No son pocos los que laboran en los centros escolares y que en los últimos días han recibido la visita de auditores de la Secretaría de Educación Pública (Sep) y de la Secretaría para el Desarrollo Evaluación y Control de la Administración Pública (Sedecap) para poner las cuentas en orden.
Esa estrategia debe ser entendida en el contexto de la lucha por el poder en medio de un intenso proceso electoral.
Por ello el secretario de Educación, Darío Carmona García que durante semanas intentó sin éxito convencer a la dueña del Partido Nueva Alianza, Elba Esther Gordillo Morales a través del yerno, Fernando González de aliarse con la causa que lo mueve, decidió tomar el camino de la presión sistemática al profesorado.
Y si condenable resulta la intimidación sistemática, más resulta el papel de la dirigencia magisterial, cuyo bajo perfil no solo se expresa a través de su inoperancia política, sino en una tarea para la que están en la silla del secretariado general: la defensa de los intereses de los maestros, a quienes puntual, le descuentan sus cuotas.
La organización sindical está formada para tutelar y velar por los derechos de los trabajadores, pero la realidad es otra: deja en la orfandad a sus agremiados. Un claro ejemplo es el calvario que sufren miles de docentes que pertenecen al sistema de homologados del nivel medio superior.

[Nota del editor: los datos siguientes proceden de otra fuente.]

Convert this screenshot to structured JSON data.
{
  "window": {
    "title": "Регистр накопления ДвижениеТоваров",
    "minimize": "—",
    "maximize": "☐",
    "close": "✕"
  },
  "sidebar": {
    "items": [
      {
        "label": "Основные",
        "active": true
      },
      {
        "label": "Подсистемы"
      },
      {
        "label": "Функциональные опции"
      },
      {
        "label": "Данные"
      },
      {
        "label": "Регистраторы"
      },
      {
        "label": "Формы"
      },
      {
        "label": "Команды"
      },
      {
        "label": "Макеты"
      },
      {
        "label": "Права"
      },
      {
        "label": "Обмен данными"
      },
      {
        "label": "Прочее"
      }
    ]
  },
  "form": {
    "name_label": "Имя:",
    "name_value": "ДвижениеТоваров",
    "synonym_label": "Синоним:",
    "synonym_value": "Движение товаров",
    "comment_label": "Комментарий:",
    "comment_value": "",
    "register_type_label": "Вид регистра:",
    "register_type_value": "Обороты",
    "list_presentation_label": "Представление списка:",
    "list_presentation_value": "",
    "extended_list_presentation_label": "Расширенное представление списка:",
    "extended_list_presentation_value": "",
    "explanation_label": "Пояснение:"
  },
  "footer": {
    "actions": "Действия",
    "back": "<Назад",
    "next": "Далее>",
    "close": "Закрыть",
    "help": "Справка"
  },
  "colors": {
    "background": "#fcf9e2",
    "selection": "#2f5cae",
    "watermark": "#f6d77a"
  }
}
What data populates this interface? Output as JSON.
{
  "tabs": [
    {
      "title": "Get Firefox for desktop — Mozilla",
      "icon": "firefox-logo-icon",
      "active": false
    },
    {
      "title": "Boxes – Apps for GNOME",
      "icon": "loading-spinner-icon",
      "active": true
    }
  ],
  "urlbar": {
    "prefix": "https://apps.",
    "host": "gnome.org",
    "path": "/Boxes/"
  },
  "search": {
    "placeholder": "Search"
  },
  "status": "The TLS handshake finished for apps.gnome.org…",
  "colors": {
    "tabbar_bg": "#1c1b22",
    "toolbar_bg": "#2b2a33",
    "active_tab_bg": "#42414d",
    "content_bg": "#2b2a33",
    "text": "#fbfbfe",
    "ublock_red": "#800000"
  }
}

Recientemente han sido objeto de auditorías que han arrojado como resultado que la dependencia notifique a los profesores adeudos derivados por el impedimento para justificar su carga horaria frente a grupo y en consecuencia, han salido con adeudos de hasta cien mil pesos.
Lejos de encontrar la defensa de los dirigentes del SNTE en Puebla, Cirilo Salas Hernández y Eric Lara Martínez, los trabajadores de la educación no han hecho sino encontrar respuestas huecas y largas esperas en las recepciones de las oficinas gremiales en donde despachan dos sujetos que posan como en pasarela política en eventos partidistas del Panal y sus aliado, el PAN.
Esa es la calidad moral del grupúsculo que domina la escena magisterial. Sin capacidad de interlocución en el espacio en el que sudan calenturas ajenas por la actividad política, tampoco han sido capaces de articular una firme defensa de quienes los llevó al cargo a través de las asambleas sindicales.